IBID., P. 135. «TOURS, DU 19 JANVIER 1645.
«Monsieur, vous avez sçu par ma derniere depesche qu'à mon arrivée de Guyenne je ne fis que passer chez moi pour m'en aller à Tours auquel lieu je trouvai de la froideur et bien de la retenue à l'entretien de la confidente de la duchesse de Chevreuse, dont je ne me rebutai pas, estimant que c'estoient des effets de l'allarme qu'ils ont eue de la prise de leur medecin, et à mon second voyage que j'ai fait icy je suis demeuré jusques à present depuis quinze jours, et ai donné à cette mesme confidente une monstre que j'achetai à mon retour de Fontainebleau treize pistoles à Blois, laquelle m'a servi à lui faire faire une confession que j'ose estimer generale de ce qu'elle sçait jusques icy, dont les particularités sont que depuis que le nommé Lussant d'Amboise, duquel je vous ai escrit amplement par ma derniere depesche, est arrivé à Paris, il assure que l'on a envoyé deux personnes confidentes à dix jours l'une de l'autre, chargées de quantité de mauvaises pièces et manifestes esgalement audacieux et insolents, au duc de Lorraine et à celui de Vendosme, lesquels confidents en ont été chargés par la duchesse de Montbason qui fait, à ce que l'on tient icy, d'ordinaire telles expéditions par les ordres en partie de sa belle-mère[ [462], et de quantité d'autres esprits malfaisants de la cour. Cette mesme belle-mère seroit mieux loin que près.

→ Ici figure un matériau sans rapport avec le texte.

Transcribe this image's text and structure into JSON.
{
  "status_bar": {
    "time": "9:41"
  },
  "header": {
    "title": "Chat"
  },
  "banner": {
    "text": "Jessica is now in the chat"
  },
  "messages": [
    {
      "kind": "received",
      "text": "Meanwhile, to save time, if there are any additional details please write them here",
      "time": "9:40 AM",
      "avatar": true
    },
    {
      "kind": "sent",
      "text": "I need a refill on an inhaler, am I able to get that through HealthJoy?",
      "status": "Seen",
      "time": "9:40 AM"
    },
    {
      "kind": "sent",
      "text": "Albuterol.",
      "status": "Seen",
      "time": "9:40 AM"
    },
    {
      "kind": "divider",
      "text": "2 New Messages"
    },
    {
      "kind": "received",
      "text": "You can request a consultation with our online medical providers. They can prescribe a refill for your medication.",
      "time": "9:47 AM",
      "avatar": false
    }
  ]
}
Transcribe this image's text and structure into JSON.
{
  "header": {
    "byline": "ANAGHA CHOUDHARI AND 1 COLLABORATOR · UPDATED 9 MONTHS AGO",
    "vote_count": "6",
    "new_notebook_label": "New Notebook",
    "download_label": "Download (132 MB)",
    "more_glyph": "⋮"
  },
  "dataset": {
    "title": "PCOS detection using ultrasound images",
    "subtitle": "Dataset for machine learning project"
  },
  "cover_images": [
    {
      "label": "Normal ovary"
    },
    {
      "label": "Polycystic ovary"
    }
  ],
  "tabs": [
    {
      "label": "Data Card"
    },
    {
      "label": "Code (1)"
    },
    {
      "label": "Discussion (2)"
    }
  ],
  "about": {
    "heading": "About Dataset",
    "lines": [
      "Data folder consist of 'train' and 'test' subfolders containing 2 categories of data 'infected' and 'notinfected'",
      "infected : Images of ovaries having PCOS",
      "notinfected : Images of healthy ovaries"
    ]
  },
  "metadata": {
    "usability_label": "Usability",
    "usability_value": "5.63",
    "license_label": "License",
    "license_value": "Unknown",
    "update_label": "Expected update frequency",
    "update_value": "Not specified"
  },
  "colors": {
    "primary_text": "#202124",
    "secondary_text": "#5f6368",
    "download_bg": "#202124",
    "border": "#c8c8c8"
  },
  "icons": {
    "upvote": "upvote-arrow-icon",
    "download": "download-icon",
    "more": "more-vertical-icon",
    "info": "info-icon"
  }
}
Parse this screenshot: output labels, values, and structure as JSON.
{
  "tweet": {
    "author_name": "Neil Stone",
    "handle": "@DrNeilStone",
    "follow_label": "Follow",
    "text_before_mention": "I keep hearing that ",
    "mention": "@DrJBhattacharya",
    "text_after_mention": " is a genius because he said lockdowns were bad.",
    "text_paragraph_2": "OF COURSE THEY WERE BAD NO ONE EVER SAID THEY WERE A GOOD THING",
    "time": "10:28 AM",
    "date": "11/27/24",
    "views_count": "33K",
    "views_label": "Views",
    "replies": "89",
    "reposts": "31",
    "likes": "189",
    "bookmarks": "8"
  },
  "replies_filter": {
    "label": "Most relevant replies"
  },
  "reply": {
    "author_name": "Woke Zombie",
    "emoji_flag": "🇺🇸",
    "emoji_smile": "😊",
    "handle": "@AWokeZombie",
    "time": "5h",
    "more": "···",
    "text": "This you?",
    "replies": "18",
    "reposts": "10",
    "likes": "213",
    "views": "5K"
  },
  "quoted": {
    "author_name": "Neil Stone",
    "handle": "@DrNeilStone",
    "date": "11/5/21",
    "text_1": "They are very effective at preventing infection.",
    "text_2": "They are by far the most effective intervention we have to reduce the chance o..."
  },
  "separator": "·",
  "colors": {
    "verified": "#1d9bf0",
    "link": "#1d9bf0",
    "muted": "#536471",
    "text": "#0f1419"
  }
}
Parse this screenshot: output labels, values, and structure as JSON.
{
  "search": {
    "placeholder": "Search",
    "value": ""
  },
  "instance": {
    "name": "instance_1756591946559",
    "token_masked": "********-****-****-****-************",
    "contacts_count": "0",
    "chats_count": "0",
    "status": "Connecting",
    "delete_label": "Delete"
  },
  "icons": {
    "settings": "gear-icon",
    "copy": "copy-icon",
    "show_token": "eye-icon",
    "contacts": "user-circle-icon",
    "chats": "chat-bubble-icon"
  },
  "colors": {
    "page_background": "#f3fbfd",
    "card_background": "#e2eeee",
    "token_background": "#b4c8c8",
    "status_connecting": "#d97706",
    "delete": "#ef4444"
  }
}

«J'ai remarqué, Monsieur, que ces mesmes esprits ont de pernicieux desseins contre la personne du duc d'Anguyen, qui leur est une sorte d'espine à leur pied et contre lequel ils ont d'extresmes aversions, dans la créance qu'ils ont qu'il est entierement attaché dans les volontés et le service de la Reyne, et qu'il est assuré ami de son Eminence; c'est ce qui me fait à present d'autant plus desirer la conservation de sa personne, et vous assure, Monsieur, qu'il a à prendre garde d'une fille qu'il aime à Paris que l'on croit estre assez malheureuse pour lui donner à manger quelque venin ou de lui en faire present par l'odorat de certaines choses. Les predictions des mécontents sont que ce prince ne la doit pas faire longue. Il a besoin de prendre exactement garde à se conserver. Je vous supplie aussi, Monsieur, de faire prendre garde particulièrement à l'odorat de ce qui sera presenté, tant par placets qu'autres choses plus pretieuses à Monsieur auquel on a promis de faire un present lors de la foire de Saint-Germain, estimable pour sa gentillesse, mais tres-malheureux peut-estre pour ce que l'on y pourroit adjouter. La crainte que j'ai de ces diableries me fait fremir jusques au sang, et me force de rechef à vous suplier, Monsieur, de faire prendre garde plus que jamais à la conservation de son Eminence.